What Freud would have us consider is, “What is the difference between religious belief and madness?” Freud would suggest that the principle difference is that religion is a shared madness: other people have the same delusion. In the obsessive ritual, in the psychological comfort that it provides, religion works just as other forms of defense mechanisms.

Karena Ajamian said

at 10:18 pm on Mar 29, 2010

Religion also reproduces the attitude of the infant towards the all-powerful, all-knowing, all-good parents (you just carry that into adult life). Freud traces divinity to versions of parental figures (e.g. We even refer to God as “Father,” then we have the holy mother, the holy family, etc. - projection of a human family).

For Freud, there are certain functions in society that can then tail on religion:
1. For one, it helps to enforce morality.
-Which, in Freudian terms, means it provides us with strength to our instincts, since it imposes restraints on instinctual gratifications
2. Religion helps elites hold society together and keep the masses in check.
-Helps in the process of social control
Politicians need to represent religion to invoke the support of people at large.

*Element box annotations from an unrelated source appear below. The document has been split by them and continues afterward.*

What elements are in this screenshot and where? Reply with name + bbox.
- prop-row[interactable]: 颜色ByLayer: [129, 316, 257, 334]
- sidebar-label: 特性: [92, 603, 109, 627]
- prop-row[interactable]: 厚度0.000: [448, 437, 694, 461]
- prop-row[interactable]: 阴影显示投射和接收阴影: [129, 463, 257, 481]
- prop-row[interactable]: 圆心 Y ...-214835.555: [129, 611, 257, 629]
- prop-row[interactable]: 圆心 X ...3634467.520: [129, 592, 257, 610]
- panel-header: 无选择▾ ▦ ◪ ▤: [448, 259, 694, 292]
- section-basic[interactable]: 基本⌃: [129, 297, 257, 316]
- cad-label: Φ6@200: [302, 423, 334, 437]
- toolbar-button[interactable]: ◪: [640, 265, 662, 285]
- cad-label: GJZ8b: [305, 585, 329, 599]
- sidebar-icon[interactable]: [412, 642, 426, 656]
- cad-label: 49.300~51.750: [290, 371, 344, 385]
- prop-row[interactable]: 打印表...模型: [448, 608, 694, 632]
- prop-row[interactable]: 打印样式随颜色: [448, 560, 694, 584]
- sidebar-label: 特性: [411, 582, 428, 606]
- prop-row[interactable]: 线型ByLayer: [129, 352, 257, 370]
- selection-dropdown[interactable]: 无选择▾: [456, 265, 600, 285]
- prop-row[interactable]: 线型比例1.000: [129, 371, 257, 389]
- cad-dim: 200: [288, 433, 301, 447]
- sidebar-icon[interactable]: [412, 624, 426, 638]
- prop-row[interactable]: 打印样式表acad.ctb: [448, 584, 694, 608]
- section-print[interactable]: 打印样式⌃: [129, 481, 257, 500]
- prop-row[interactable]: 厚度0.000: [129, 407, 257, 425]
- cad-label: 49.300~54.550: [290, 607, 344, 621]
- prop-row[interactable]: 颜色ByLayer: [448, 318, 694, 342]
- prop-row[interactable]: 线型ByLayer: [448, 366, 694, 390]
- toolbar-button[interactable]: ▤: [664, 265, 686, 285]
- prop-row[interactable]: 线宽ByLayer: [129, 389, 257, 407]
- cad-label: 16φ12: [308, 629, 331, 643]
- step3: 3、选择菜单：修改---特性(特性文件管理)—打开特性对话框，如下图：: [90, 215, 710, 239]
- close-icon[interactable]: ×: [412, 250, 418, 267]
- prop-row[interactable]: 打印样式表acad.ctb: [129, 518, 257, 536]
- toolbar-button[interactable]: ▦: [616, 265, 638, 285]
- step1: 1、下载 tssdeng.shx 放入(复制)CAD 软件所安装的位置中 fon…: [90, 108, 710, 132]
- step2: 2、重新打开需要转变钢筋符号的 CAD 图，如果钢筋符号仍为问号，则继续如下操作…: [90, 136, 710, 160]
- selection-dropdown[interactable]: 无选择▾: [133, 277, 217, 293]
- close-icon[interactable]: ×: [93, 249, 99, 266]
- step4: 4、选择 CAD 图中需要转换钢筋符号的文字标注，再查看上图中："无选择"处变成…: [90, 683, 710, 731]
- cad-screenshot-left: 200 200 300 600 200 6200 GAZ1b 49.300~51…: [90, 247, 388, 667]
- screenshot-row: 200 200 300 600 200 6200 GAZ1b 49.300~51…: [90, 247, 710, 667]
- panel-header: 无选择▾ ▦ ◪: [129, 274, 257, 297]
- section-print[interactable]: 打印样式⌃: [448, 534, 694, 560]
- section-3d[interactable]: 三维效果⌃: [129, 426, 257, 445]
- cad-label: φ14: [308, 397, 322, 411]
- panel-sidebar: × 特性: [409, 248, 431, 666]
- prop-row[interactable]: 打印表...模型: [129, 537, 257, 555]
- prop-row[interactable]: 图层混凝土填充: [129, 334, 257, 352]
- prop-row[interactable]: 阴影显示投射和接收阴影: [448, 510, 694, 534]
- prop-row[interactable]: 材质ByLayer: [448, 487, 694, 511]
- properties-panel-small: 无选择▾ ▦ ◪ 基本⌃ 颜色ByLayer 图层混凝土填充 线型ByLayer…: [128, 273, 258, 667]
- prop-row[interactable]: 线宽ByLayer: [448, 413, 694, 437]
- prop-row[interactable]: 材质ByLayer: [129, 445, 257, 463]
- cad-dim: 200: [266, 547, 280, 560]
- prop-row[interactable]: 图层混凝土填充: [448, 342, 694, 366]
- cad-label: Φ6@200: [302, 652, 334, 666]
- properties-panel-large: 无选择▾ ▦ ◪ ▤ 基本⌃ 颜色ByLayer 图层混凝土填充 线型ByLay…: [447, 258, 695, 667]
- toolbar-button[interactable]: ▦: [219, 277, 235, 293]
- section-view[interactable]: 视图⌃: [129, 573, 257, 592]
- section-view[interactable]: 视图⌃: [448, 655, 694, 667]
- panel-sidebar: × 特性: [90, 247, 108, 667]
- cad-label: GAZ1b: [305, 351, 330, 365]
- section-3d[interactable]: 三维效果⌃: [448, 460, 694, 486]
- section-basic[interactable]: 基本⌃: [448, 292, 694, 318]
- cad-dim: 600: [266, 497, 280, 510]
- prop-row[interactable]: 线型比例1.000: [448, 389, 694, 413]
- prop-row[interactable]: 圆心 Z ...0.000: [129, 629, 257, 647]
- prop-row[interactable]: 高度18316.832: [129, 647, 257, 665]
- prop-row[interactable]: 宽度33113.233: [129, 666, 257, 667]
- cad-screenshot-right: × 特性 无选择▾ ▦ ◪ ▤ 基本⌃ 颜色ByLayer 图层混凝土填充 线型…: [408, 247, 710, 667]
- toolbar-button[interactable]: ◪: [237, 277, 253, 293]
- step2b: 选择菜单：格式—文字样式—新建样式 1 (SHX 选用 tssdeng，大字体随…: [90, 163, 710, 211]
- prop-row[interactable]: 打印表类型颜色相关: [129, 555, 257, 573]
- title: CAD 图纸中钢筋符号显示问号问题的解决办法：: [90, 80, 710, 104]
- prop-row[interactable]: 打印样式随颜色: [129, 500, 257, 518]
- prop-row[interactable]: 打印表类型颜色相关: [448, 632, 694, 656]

Religion gives people a sense of being able to, in some way, influence the natural world. Freud would suggest, instead, to bring everything to consciousness and deal with it.

[Freud was born the year after Kierkegaard died].

Karena Ajamian said

at 10:51 pm on Mar 29, 2010

There is no origin -- an original -- from which the rest of these attunements deviate. There will always already be a deviation. Kierkegaard's multiple stories perform that argument. While Kierkegaard claims that this man on page 44 might have been able to achieve a better understanding of the story in Hebrew, Kierkegaard, in a way, collapses that argument with a simultaneous employment of the attunements. Translation is just another variation. Remember, this is an event, which is not inherently inscribed in language.

Michael Pruess said

at 7:39 am on Mar 31, 2010

Karena, tThanks for the thoughts -- to clarify, my comment regarding metaphysics was intended along the lines of "you only get the word from a book, and who's to say that book is real/true/etc."... I guess if one has no doubt at all in the first place, it's not a problem, but the attitude seems to be one of "well, I believe it, so _THERE_."

Anyway, I look forward to this Freud guy.